Kode warna adalah cara untuk mewakili warna yang kita lihat sehari-hari. Warna tersebut ditampilkan dalam format yang bisa dibaca oleh komputer. Umumnya digunakan di situs web atau software aplikasi lain. Terdiri dari berbagai format seperti kode warna Hex, RGB dan HSL, serta nama-nama warna HTML. Contoh kode warna misalnya #F08080 atau #FFA07A. Anda pasti pernah melihat kode ini sebelumnya. Pilihan warna, biasanya ditampilkan dengan color palette. Color palette ini bisa Anda temui hampir di setiap aplikasi, bahkan di Microsoft Word pun ada. Kode warna HTML itu sendiri adalah hexadecimal triplets yang mewakili warna merah, hijau dan biru. Kode-kode HTML tersebut juga bisa menghasilkan warna lain selain merah, hijau dan biru dengan mengkombinasikan hex code yang terdiri dari 16 digit. Angka 0 adalah warna yang terkecil atau bisa berarti tidak ada warnanya. Sementara intensitas F, 15x lebih intens dari 0. Maka kode warna #FFFFFF akan menghasilkan warna putih, karena ketiga warna dasarnya, yaitu merah, hijau dan biru diatur ke intensitas yang paling tinggi. Sementara kode warna #000000 adalah warna hitam, karena kebalikan dari kode F, kode 0 memiliki intensitas warna yang rendah. Kombinasi ke-16 digit tersebut akan menghasilkan warna yang berbeda-beda. Semakin unik warna yang digunakan, akan semakin sulit pula kombinasi kode warnanya. Untuk menemukan kode-kode warna yang lebih beragam, Anda bisa menggunakan tools tertentu yang bernama color picker.
Apa saja tools tersebut?
Tools Instant eyedropper adalah tools yang paling banyak digunakan oleh user karena cara menggunakannya cukup mudah. Anda hanya perlu klik icon pada system tray, arahkan mouse ke warna yang ingin Anda tahu kodenya. Supaya kode secara otomatis tercopy di clipboard, lepaskan mouse Anda di warna yang tadi. Program ini adalah program color picker untuk Windows. Tools ini bisa digunakan untuk web browser dan program windows lainnya.

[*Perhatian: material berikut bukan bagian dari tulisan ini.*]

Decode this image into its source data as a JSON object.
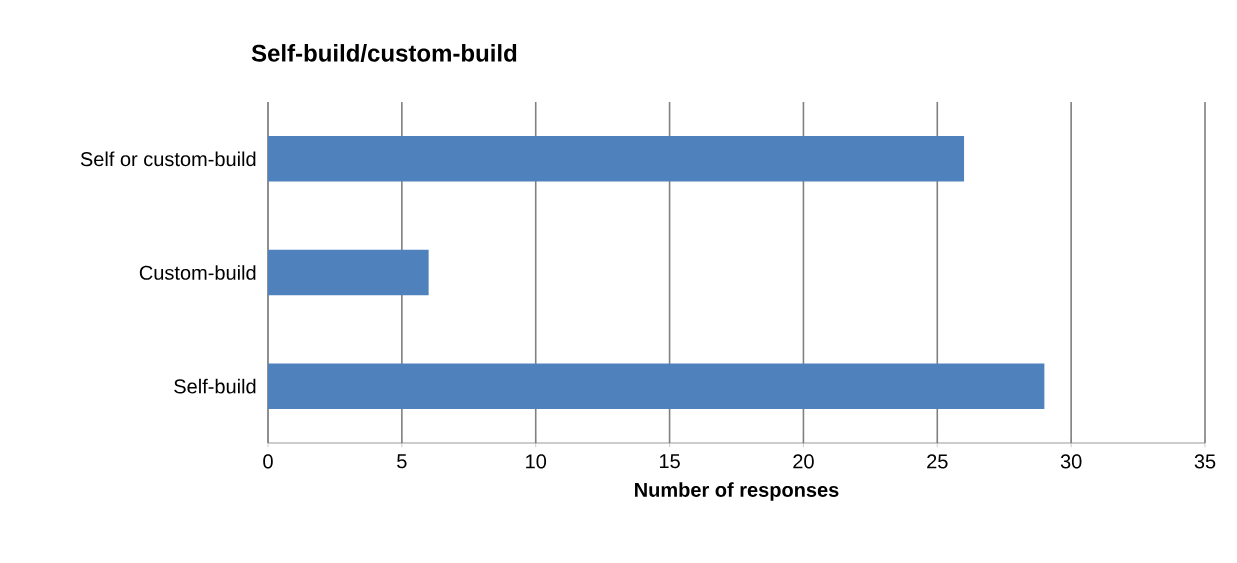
{
  "chart_data": {
    "type": "bar",
    "orientation": "horizontal",
    "title": "Self-build/custom-build",
    "xlabel": "Number of responses",
    "categories": [
      "Self or custom-build",
      "Custom-build",
      "Self-build"
    ],
    "values": [
      26,
      6,
      29
    ],
    "color": "#4f81bd",
    "xlim": [
      0,
      35
    ],
    "xticks": [
      0,
      5,
      10,
      15,
      20,
      25,
      30,
      35
    ],
    "grid": "x"
  }
}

Kalau Instant Eyedropper adalah tools untuk Windows, iDropper adalah tools untuk iOS. Sudah terlihat dari namanya, iDropper. Dengan tools ini Anda bisa menyimpan kode warna yang Anda mau dari sebuah foto atau ilustrasi gambar. iDropper adalah tools yang banyak digunakan oleh pengguna iPhone karena kode warna tidak hanya dalam bentuk HTML, namun disediakan dengan berbagai format.
Tools ini bisa Anda dapatkan di ekstensi Chrome. Sama seperti color picker sebelumnya, EyeDropper bisa memberikan informasi tentang kode warna dan bisa otomatis mengcopy warna ke clipboard Anda. Caranya sangat mudah, Anda hanya perlu klik icon ekstension, kemudian klik warna yang Anda mau.
Nah, ini berbeda dari yang lain, kenapa? Karena Khroma bukan sebuah color picker. Khroma adalah sebuah website yang menggunakan Artificial Intelligence atau AI untuk memudahkan Anda membandingkan kombinasi warna. Anda harus memilih paling tidak 50 warna, dari referensi yang Anda berikan, Khroma akan memberikan ratusan warna dengan tone yang sama. Bukan hanya nama, tetapi kode warna HTML juga ditampilkan.
Anda yang menggunakan Mac pasti sudah familiar dengan tools ini. Yes, ColorSnapper2 adalah tools untuk pengguna Mac. Cara menggunakannya juga mudah, sama dengan color picker lainnya. Anda hanya perlu klik di bagian yang ingin Anda ketahui detail warnanya saja.
Kode warna HTML adalah hal penting dalam proses desain web. Kode-kode tersebut memang sulit jika harus dihafal, namun ada banyak tools yang bisa Anda gunakan untuk membantu memilih warna-warna yang sesuai. Kelima tools diatas adalah tools yang paling banyak digunakan, karena memang tergolong mudah untuk digunakan.